Who Let the Dogg Out?
A small town in Eastern Oregon got a surprise visit from Snoop Dogg last weekend. The rapper traveled to Ontario, population 11,009, to celebrate the opening of cannabis retail shop Hotbox Farms—and his free, last-minute performance sparked panic among local police, who initiated "major incident response protocol," the Malheur Enterprise reported Friday. An estimated 3,000 fans showed up for the free concert. Officers responded to "complaints of fights in parking lots, traffic collisions, and ingestion of marijuana and alcohol in public places." Ontario police are weighing whether to fine Hotbox for failing to obtain a special event permit, but other business owners told the Enterprise they were thrilled with the unexpected uptick in sales from the Snoop Dogg visit.
Raise a Glass
Oregon's brewers made a double-digit haul at this year's Great American Beer Festival in Denver—but it was still the lowest medal count for our homegrown beers in what's become an increasingly fierce competition. By snagging a gold for its saison Obeisance, Von Ebert Brewing made history as a first-entry, first-win producer, an honor fewer than 40 breweries have accomplished.

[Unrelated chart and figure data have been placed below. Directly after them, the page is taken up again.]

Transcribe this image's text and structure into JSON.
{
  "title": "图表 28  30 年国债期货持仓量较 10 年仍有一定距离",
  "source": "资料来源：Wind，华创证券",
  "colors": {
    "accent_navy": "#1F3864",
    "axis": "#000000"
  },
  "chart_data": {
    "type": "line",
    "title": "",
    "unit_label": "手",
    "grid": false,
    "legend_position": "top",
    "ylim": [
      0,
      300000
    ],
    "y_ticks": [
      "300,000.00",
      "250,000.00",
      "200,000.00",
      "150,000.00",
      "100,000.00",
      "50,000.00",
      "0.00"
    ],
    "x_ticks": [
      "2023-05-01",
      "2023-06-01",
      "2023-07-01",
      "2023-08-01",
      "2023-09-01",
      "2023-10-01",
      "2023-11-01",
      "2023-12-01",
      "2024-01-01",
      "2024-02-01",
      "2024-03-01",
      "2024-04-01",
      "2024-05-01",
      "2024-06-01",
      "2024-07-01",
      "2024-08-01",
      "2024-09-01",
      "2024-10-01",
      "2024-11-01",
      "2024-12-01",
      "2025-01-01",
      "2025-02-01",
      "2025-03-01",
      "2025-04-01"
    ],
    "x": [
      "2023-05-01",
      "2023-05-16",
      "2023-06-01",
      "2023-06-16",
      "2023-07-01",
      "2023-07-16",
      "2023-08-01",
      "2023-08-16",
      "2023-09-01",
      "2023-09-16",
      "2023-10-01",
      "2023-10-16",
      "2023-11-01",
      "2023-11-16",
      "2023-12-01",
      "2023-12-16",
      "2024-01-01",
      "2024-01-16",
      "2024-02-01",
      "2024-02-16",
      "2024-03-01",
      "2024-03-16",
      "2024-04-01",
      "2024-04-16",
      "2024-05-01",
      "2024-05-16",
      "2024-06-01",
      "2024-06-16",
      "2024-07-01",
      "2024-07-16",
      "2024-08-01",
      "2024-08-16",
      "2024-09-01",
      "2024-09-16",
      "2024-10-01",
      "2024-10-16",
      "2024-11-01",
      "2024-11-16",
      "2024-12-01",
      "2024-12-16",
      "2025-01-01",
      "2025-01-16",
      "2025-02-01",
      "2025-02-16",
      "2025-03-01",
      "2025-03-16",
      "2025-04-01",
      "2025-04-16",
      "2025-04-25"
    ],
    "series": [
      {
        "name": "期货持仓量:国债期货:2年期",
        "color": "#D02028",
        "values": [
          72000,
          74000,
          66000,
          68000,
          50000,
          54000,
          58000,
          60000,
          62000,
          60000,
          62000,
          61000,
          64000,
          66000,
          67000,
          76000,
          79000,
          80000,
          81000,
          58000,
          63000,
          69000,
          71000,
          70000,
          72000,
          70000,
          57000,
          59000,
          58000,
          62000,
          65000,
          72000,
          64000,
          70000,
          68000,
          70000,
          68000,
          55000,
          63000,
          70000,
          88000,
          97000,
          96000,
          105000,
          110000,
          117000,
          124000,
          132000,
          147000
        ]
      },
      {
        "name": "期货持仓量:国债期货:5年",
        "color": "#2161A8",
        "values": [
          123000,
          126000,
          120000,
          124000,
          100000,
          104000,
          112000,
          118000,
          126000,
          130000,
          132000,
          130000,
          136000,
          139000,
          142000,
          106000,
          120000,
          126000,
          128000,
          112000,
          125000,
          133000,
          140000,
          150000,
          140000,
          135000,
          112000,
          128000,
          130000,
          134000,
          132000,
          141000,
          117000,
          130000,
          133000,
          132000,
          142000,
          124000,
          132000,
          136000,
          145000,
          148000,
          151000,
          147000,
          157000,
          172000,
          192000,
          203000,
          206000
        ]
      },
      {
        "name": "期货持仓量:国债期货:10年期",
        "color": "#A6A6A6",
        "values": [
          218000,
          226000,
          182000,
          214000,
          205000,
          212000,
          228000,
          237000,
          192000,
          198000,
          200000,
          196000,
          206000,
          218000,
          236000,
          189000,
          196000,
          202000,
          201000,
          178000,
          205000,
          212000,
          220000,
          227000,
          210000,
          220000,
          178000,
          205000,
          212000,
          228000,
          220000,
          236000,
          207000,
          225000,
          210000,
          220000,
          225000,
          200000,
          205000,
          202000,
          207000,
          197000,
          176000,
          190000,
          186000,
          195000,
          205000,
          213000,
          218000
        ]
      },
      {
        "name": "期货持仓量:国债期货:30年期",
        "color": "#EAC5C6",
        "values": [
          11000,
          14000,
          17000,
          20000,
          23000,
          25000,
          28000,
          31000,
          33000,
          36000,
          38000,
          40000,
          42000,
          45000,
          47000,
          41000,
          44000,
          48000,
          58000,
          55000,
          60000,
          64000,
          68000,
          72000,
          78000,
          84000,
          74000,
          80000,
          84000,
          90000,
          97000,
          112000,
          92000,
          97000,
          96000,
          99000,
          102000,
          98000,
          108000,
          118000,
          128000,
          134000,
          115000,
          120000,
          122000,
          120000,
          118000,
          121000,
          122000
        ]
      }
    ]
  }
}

We’ll No Longer Have Paris
Downtown's Paris Theatre—the 100-year-old music venue and former porn theater, which announced its rebrand as a nightclub in 2017 with a marquee reading, "No longer a jack shack"—has permanently closed. The club canceled several events at the end of September, pending a safety inspection, before announcing via Facebook last Friday it was shutting down for good "due to a variety of structural, safety and liability issues." Earlier this year, a lawsuit alleging Paris co-owner Chris Lenahan enforced policies that discriminated against black patrons was settled out of court.
You know what they say—when one restaurant closes, another takes its place. So it goes in Portland, where a handful of established eateries have recently announced relocations into the shells of the less fortunate. Red Sauce, the much-loved Cully neighborhood pizzeria, is moving a few blocks south, into the former home of short-lived Hungarian cafe Anchor End. The Sudra, one of the city's best vegan spots, is leaving the Ocean complex on Northeast Glisan Street to take over the newly vacated Tapalaya space. And Top Burmese, which opened serving cuisine from Myanmar as a takeout-only "virtual restaurant," has settled into a dine-in brick-and-mortar on Northwest 21st Avenue previously occupied by the departed Kim Jong Smokehouse.
Game of Drum Thrones
Sleater-Kinney's first tour in decades without drummer Janet Weiss kicks off this week in Spokane, Wash. The Portland-bred punk band has enlisted Angie Boylan of the radical New York queercore band Aye Nako to replace Weiss, who left the band shortly before the release of their ninth studio album, The Center Won't Hold. The tour stops in Portland for a two-night stint at Crystal Ballroom on Nov. 19 and 20.
Satyricon is Portland's greatest, most mythologized punk club—the place where Kurt met Courtney, and bands from the Wipers to the Dandy Warhols made their names. But not everyone was so enamored of its grimy charm. In the debut episode of The Road Taken, a new podcast hosted by Chris Tomson and Chris Baio of Vampire Weekend, Black Keys drummer Patrick Carney remembers playing the venue in the Ohio band's lean days: "It smelled like puke," he recalls. Carney goes on to describe their "worst show ever," opening for a speed-metal band 10 years their senior, playing for a single drunken couple, and watching a drug deal gone wrong.
To Kill a Little Bird
James Beard Award-winning chef Gabriel Rucker is closing Little Bird, the sibling restaurant to his lauded East Burnside landmark, Le Pigeon. Rucker and co-owner Andy Fortgang announced the decision to shutter the bistro on Southwest 6th Avenue, which was first reported by The Oregonian, in an email. Rucker's third project, Canard, took off with critical acclaim after opening last year. Meanwhile the nine-year-old Little Bird briefly closed last winter for updates to the interior and a menu relaunch. Little Bird will operate during its normal hours through Oct. 27.
For more than 50 years, Cameron's Books and Magazines has stood at the corner of Southwest 3rd Avenue and Stark Street. Beloved as much for its eclectic selection of pre-owned hardcovers and paperbacks as a breathtaking collection of past periodicals, the shop now stands as downtown's last independent bookstore open to the public. That won't be true for much longer, though. Shortly after Labor Day, owner Jeff Frase received notification from the building's new owners that Cameron's must vacate the premises by November 30. At age 67, Frase says he's inclined to just retire. But his longest-tenured current employee is less willing to walk away. Crystal Zingsheim, who oversees of Cameron's rare books department, has launched a Kickstarter campaign in hopes of relocating the store and its inventory before their eviction date.